(10.28.20—Don’t Fret!--Genesis 21:7)
My friend, may I ask you a question? When we make it our intent to grab worry by the throat and shake it loose from our life we might just be borrowing a bit of trouble we don’t need to own?
My friend, life’s a story, welcome to This Passing Day.
I’m M. Clifford Brunner?
It’s been said, “Worry is wasting today's time to clutter up tomorrow's opportunities with yesterday's troubles.” That’s so true. Yet, we tend to ignore the truth when it’s convenient. When I was a kid there was this bully that really had made my life pretty miserable. His taunts and shoves were his bark, but he really didn’t have a bite; a least I hadn’t experienced it to that point. I complained about him to my Dad. I told him that I had had it and I was going to confront the guy and tell him to lay off. I was bent on making myself feel good and look brave to my friends. But my Dad saw the folly in that plan. “Son, don’t borrow trouble. Let sleeping dogs lie.” That was good advice. The kid was a lot bigger than me and with my luck he might have decided to flatten me on the spot. In the end I avoided the bully and the problem eventually went away.
Worry is a bully. When we make it our intent to grab it by the throat and shake it loose from our life we might just be borrowing a bit of trouble we don’t need to own.
Here’s a story: Peter Marshall, Chaplain of the U.S. Senate years ago, was known for his blunt theology and stark appli- cations at time. After a few months in his new job as chaplain Marshall quickly came to the conclusion that the number one problem with the Senate was how much time the Senators spent fretting about legislation, writing it, getting it into committee, pushing it to the floor and then getting consent for it. So, he composed this prayer for an opening session that shocked the dignified body. He prayed, “Lord, help us to do our very best this day and be content with today’s troubles, so that we shall not borrow the troubles of tomorrow. Save us from the sin of worrying, lest stomach ulcers be the badge of our lack of faith. Amen.” That being said, the point was made and Marshall turned a few frowns into smiles at least on this one ocassion. (Author Unknown.)
Worry is fear's extravagance. It extracts interest on trouble before it comes due.

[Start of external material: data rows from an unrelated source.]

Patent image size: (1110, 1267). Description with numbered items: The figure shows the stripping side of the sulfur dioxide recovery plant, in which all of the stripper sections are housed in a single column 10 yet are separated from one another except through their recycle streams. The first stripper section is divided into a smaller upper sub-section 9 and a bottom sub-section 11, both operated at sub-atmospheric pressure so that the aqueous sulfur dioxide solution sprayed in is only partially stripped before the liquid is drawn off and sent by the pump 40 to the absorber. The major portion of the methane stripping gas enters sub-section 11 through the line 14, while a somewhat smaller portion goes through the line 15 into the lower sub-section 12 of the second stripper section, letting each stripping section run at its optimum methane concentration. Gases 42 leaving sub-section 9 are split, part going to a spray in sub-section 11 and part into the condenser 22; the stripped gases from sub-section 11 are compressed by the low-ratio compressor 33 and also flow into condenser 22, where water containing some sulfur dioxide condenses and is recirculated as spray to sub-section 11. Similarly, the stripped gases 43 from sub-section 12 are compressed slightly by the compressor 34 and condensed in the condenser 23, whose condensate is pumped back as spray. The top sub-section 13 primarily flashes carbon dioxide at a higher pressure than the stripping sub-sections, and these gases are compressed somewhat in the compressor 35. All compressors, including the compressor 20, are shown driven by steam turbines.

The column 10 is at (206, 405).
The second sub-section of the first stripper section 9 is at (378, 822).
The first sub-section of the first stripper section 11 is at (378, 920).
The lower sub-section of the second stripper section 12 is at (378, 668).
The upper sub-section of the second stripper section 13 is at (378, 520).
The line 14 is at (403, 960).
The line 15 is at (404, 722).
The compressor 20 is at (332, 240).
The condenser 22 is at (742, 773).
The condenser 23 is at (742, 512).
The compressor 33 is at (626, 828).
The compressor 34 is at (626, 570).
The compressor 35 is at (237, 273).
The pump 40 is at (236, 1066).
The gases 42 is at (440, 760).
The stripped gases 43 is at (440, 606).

It constantly drains the energy God gives us to face daily problems and to fulfill our many responsibilities. It is therefore a sinful waste. A woman who had lived long enough to have learned some important truths about life remarked, “I’ve had a lot of trouble–most of which never happened!” She had worried about many things that had never occurred, and had come to see the total futility of her anx- ieties. The next time you find yourself on the doorstep of worry remember that old and very wise saying, “Let sleeping dogs lie.” It’s best not to disturb something that is likely to bite. Be content with the trouble and be thankful.

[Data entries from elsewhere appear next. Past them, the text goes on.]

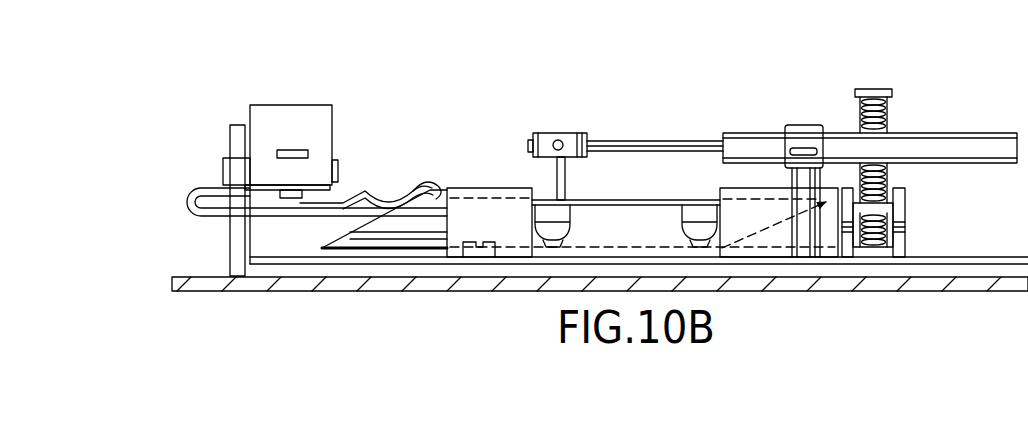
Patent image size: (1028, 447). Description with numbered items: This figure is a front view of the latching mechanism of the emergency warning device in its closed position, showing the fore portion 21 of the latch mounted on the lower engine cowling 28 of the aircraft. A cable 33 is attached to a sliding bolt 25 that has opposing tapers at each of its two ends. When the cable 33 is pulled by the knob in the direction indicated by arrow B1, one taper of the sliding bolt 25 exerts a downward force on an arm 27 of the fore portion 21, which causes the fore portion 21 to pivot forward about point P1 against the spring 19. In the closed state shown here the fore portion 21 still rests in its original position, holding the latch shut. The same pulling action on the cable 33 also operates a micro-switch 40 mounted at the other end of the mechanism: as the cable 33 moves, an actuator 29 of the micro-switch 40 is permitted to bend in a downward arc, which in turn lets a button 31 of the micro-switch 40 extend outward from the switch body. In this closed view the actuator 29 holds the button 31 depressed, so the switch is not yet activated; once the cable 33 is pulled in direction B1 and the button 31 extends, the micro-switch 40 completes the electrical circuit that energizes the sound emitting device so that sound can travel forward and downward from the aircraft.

The spring 19 is at (888, 112).
The fore portion 21 is at (862, 87).
The sliding bolt 25 is at (401, 252).
The arm 27 is at (895, 207).
The lower engine cowling 28 is at (244, 293).
The actuator 29 is at (410, 191).
The button 31 is at (299, 205).
The cable 33 is at (839, 126).
The micro-switch 40 is at (338, 117).
The arrow B1 is at (698, 123).
The point P1 is at (903, 222).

We pray. Heavenly Father. Worry is fear's extravagance. It extracts interest on trouble before it comes due. It constantly drains the energy You gives us Lord to face daily problems and to fulfill our many responsibilities. Forgive us for this sinful waste. “Indeed, we’ve had a lot of trouble–most of which has never happened!” We worry about many things that have never occurred, and this is total futility. The next time we find ourselves on the doorstep of worry help us to remember that old and very wise saying, “Let sleeping dogs lie.” Lord, It’s best not to disturb something that is likely to bite. Help us to be content with the trouble and be thankful for it. In Jesus name we pray. Amen!
Therefore my friend, do not worry about tomorrow, for tomorrow will worry for itself; each day has enough trouble of its own. (Matt 6:34) This Passing Day. May this passing day honor our Lord and Savior Jesus Christ and be a blessing to you and everyone you meet. Find a stranger and say hello. Don't let another day pass without your day blessing someone else.